Mera explains storage levy

Malawi Energy Regulatory Authority (Mera) says although it has been collecting storage levy in the fuel price build-up, it has only gazetted the storage reserve regulations recently.

This puts to rest fears that Mera has added another fuel levy to the seven levies in place.

Money collected from storage levy is being used to repay the loan for constructing fuel storage reserves

In an interview yesterday, Mera chief executive officer Collins Magalasi said the energy regulator was using proceeds from the storage levy to pay back $26.5 million (about K20 billion) loan from Export and Import (Exim) Bank of  India which was used to construct fuel reserves in Lilongwe, Blantyre and Mzuzu with a combined capacity of 60 million litres.

So far, he said the Malawi Government has repaid K300 million.

“The storage levy started when we were constructing the fuel reserves because this levy is for the strategic fuel reserves which were built with a loan from India through National Oil Company of Malawi [Nocma] but we just gazzetted it recently,” said Magalasi.

Mera has since 2016 added a distribution levy on the fuel price build-up, bringing the number of levies to seven.

According to the latest fuel price build-up of Mera, the levies are energy regulatory levy, which costs K12.50 per litre of petrol, diesel and paraffin; road levy which costs K95.59 for petrol and K96.06 for diesel; Malawi Bureau of Standards (MBS) cess levy at K2.03 for petrol, K2.25 for diesel and K2.31 for paraffin; storage levy at K5 for petrol, diesel and paraffin; rural electrification levy at K39.12 for petrol, diesel and paraffin; distribution fund levy at K4 for petrol, diesel and paraffin and price stabilisation fund (PSF) at K97.84 for petrol, K47.88 for diesel and K22.97 for paraffin.

This means that for every litre of fuel, a total of K256 on petrol, K206.81 on diesel and K85 on paraffin goes to government in form of levies.

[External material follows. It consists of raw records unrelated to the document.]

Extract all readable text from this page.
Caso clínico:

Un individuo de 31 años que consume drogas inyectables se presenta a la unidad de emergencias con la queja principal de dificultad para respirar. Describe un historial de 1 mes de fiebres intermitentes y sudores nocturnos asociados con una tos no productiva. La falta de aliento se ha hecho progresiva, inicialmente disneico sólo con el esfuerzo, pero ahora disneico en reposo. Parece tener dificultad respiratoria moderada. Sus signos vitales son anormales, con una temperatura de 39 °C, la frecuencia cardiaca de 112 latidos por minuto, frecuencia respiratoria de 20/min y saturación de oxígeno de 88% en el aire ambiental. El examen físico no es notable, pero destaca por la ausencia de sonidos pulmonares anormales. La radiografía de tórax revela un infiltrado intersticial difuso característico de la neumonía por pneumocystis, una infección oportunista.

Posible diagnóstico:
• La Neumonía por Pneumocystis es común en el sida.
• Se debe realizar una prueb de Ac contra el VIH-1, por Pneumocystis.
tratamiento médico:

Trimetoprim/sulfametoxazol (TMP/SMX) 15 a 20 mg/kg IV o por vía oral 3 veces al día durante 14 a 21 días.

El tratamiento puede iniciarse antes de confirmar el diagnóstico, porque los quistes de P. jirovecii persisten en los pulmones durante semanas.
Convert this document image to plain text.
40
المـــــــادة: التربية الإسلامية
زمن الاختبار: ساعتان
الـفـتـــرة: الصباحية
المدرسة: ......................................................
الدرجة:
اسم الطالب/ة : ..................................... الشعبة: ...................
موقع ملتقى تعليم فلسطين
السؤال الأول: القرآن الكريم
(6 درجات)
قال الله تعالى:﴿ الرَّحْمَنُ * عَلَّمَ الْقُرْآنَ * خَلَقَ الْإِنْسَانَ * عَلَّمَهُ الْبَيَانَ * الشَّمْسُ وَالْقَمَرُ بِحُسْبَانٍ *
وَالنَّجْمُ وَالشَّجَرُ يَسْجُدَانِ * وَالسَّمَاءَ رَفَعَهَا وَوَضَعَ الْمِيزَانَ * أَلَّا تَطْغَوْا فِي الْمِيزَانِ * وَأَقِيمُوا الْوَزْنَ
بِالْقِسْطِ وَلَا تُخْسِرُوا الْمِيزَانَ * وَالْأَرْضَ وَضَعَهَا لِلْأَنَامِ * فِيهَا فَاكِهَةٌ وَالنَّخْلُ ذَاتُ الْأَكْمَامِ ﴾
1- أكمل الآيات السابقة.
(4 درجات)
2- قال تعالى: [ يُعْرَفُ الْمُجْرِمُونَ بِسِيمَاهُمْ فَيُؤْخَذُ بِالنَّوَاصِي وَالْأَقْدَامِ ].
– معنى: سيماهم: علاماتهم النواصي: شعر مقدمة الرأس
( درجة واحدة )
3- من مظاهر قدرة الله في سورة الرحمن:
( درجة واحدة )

Compared to 2016, there has been an increase of 25 percent, seven percent, 124 percent, 340 percent and eight percent for the energy levy, road levy, MBS levy, PSF and rural electrification levy, respectively.

In the review period, storage levy has, however, not been reviewed while the distribution levy is pegged at K4 for petrol, diesel and paraffin.

Malawi Confederation of Chambers of Commerce and Industry (MCCCI) chief executive officer Chancellor Kaferapanjira in an interview said while it is justifiable for Mera to be collecting revenues, the key factor is for the receiving institution to be accountable to ensure that there is no abuse and misallocation.

“Levies must always serve contemporary challenges and not continue when the purpose for which they were introduced is long gone,” he said.

On his part, Consumers Association of Malawi (Cama) executive director John Kapito said the current price build-up is a reflection of the increased costs of various variables while some are as a result of matching up local prices against those within the region.

Lately, the PSF—an account that accumulates funds from fuel sales meant to cushion the price of petroleum on the local market—has been on the spotlight after alleged abuses involving K3 billion that was said to have been diverted to buy maize for Agricultural Development and Marketing Corporation (Admarc) but has only paid K250 million.